This blog is currently on hiatus owing to work commitments. Whilst I still keep an eye on the goings on at RiAus, and contribute to the work of the good folks at eLife, little will be added to this blog for the foreseeable future. Simon Says remains open for business, albeit at a reduced capacity. Thanks for stopping by, and I hope the archive of content found here will prove to be of interest.

Monday, 27 May 2013

Monday Presentation: Using Twitter as a Postgraduate Researcher

I'm moving house, so no time to write a Monday Science post this week. Instead, here's the talk I gave last Friday entitled 'Using Twitter as a Postgraduate Researcher'. If it looks familiar, it should, as I've posted it here before. But this one is NEW! and DIFFERENT! and features fewer TERRIBLE JOKES! It's also better thought through. Comments, as always, welcome.

Monday, 20 May 2013

Monday Science: Brains and Blue Icing

It is said that when a sense is lost, particularly that of sight, remaining senses are heightened. This is true not only in those individuals who could once see — although they do have better spatial awareness — but also in people who were born blind, since these individuals have been shown to have accelerated brain processing ability in the regions responsible for the remaining senses. But how can the brain do this? How can it intrinsically know things it can no longer directly determine in the ways it was built to do?

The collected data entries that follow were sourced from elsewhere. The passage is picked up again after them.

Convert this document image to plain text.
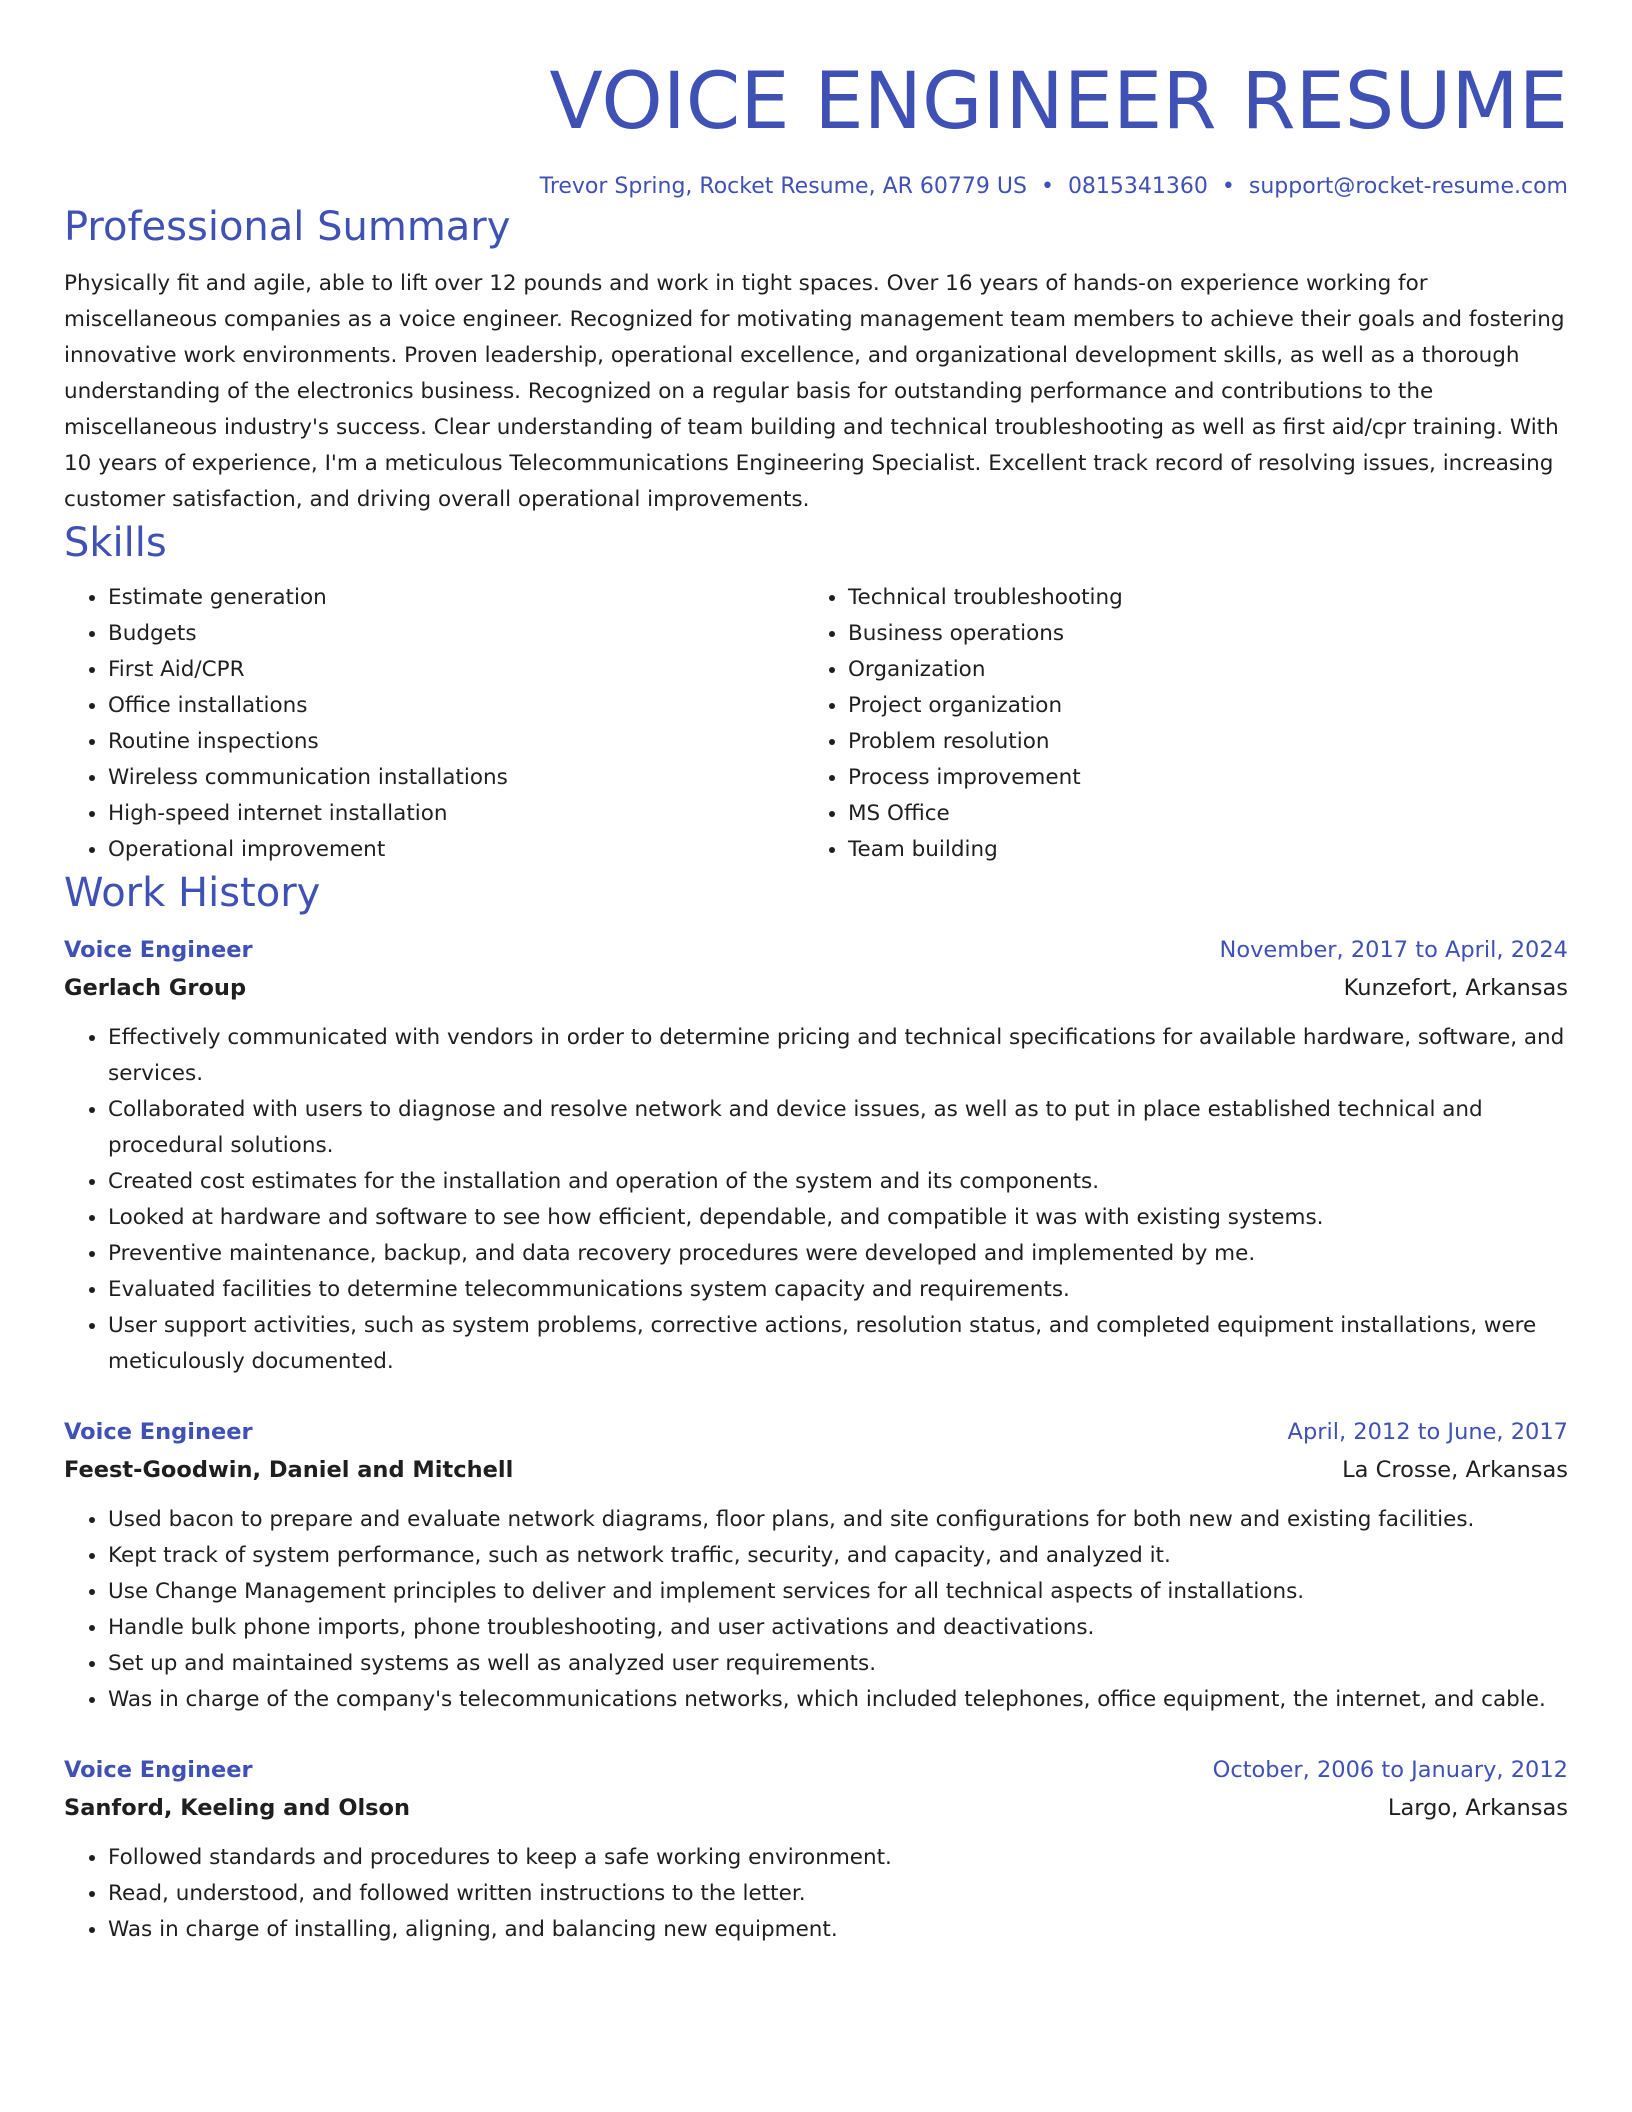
VOICE ENGINEER RESUME
Trevor Spring, Rocket Resume, AR 60779 US • 0815341360 • support@rocket-resume.com
Professional Summary

Physically fit and agile, able to lift over 12 pounds and work in tight spaces. Over 16 years of hands-on experience working for miscellaneous companies as a voice engineer. Recognized for motivating management team members to achieve their goals and fostering innovative work environments. Proven leadership, operational excellence, and organizational development skills, as well as a thorough understanding of the electronics business. Recognized on a regular basis for outstanding performance and contributions to the miscellaneous industry's success. Clear understanding of team building and technical troubleshooting as well as first aid/cpr training. With 10 years of experience, I'm a meticulous Telecommunications Engineering Specialist. Excellent track record of resolving issues, increasing customer satisfaction, and driving overall operational improvements.

Skills
• Estimate generation
• Budgets
• First Aid/CPR
• Office installations
• Routine inspections
• Wireless communication installations
• High-speed internet installation
• Operational improvement
• Technical troubleshooting
• Business operations
• Organization
• Project organization
• Problem resolution
• Process improvement
• MS Office
• Team building
Work History
Voice Engineer	November, 2017 to April, 2024
Gerlach Group	Kunzefort, Arkansas
• Effectively communicated with vendors in order to determine pricing and technical specifications for available hardware, software, and services.
• Collaborated with users to diagnose and resolve network and device issues, as well as to put in place established technical and procedural solutions.
• Created cost estimates for the installation and operation of the system and its components.
• Looked at hardware and software to see how efficient, dependable, and compatible it was with existing systems.
• Preventive maintenance, backup, and data recovery procedures were developed and implemented by me.
• Evaluated facilities to determine telecommunications system capacity and requirements.
• User support activities, such as system problems, corrective actions, resolution status, and completed equipment installations, were meticulously documented.
Voice Engineer	April, 2012 to June, 2017
Feest-Goodwin, Daniel and Mitchell	La Crosse, Arkansas
• Used bacon to prepare and evaluate network diagrams, floor plans, and site configurations for both new and existing facilities.
• Kept track of system performance, such as network traffic, security, and capacity, and analyzed it.
• Use Change Management principles to deliver and implement services for all technical aspects of installations.
• Handle bulk phone imports, phone troubleshooting, and user activations and deactivations.
• Set up and maintained systems as well as analyzed user requirements.
• Was in charge of the company's telecommunications networks, which included telephones, office equipment, the internet, and cable.
Voice Engineer	October, 2006 to January, 2012
Sanford, Keeling and Olson	Largo, Arkansas
• Followed standards and procedures to keep a safe working environment.
• Read, understood, and followed written instructions to the letter.
• Was in charge of installing, aligning, and balancing new equipment.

Fruit flies similarly have the ability to continue to perceive their environment in times of sensory loss. For example, they can determine the nutritional value of food, even when their ability to taste has been impaired. Now, a study in Nature Neuroscience has uncovered details as to how this might be possible.

Flies that are incapable of tasting — by means of genetic mutation in the taste receptors around its mouth and proboscis — actively select easily digested sugars over harder to stomach compounds. After all, they still need to eat well. This ability is particularly strong during times of starvation, so the researchers looked deeper to see if this was to do with sugar levels in the haemolymph, the liquid that circulates around the insects’ body, something akin to blood plasma. They found that starved flies were no longer able to choose between glucose and agar, or different kinds of glucose, if their food was supplemented with a chemical that prevents the passing of glucose from the gut to the haemolymph. Just to check that this wasn’t because the chemical was messing everything up and the flies were just off their food completely (and who can blame them, on a diet of agar and chemicals), they repeated the experiment using agar and fructose, which differs chemically and isn’t prevented from passing into the haemolymph. This time the flies chose the fructose.

On top of this, flies that have had their ability to taste restored, but are still chemically unable to absorb glucose into their haemolymph, actively choose the sweetest foods they can find, even if those sugars are the hardest to digest and therefore the worst nutritional option. They’re like toddlers presented with the option of cake with blue icing, or Ryvita and hummus - sweetest wins, regardless of whether it's any good for them.

Monday, 13 May 2013

Monday Science: The Happy Birthday DNA Show

TWO weeks ago I attended the Communicating Your Science workshop organised by the Genetics Society and held at Chicheley Hall, a country mansion owned by the Royal Society. The workshop focused on storytelling, communication in interdisciplinary research, scientific writing, publishing, business and radio broadcasting. I absolutely loved it. As part of this, we were challenged by The Naked Scientists crew to create a 15 minute radio show, with less than 24 hours notice, to be recorded as live with no interruptions. Above is a link to the show my group created, which just so happened to be recorded on 25th April 2013, the 60th anniversary of the Watson and Crick paper in which the structure of DNA was revealed. We were allowed some pre-recorded segments, which is where I feature along with our vox pops from 'the streets of Milton Keynes' (actually the staff in the venue, hence the tweeting birds in the background). Consequently I had no live vocals so I took on the role of show producer, gesticulating silently to signify timings, panic and relief when it was all over!

Disclaimer: as this was done so quickly, the science in it may not be completely accurate. It was more for the experience of putting a show together than for complete accuracy.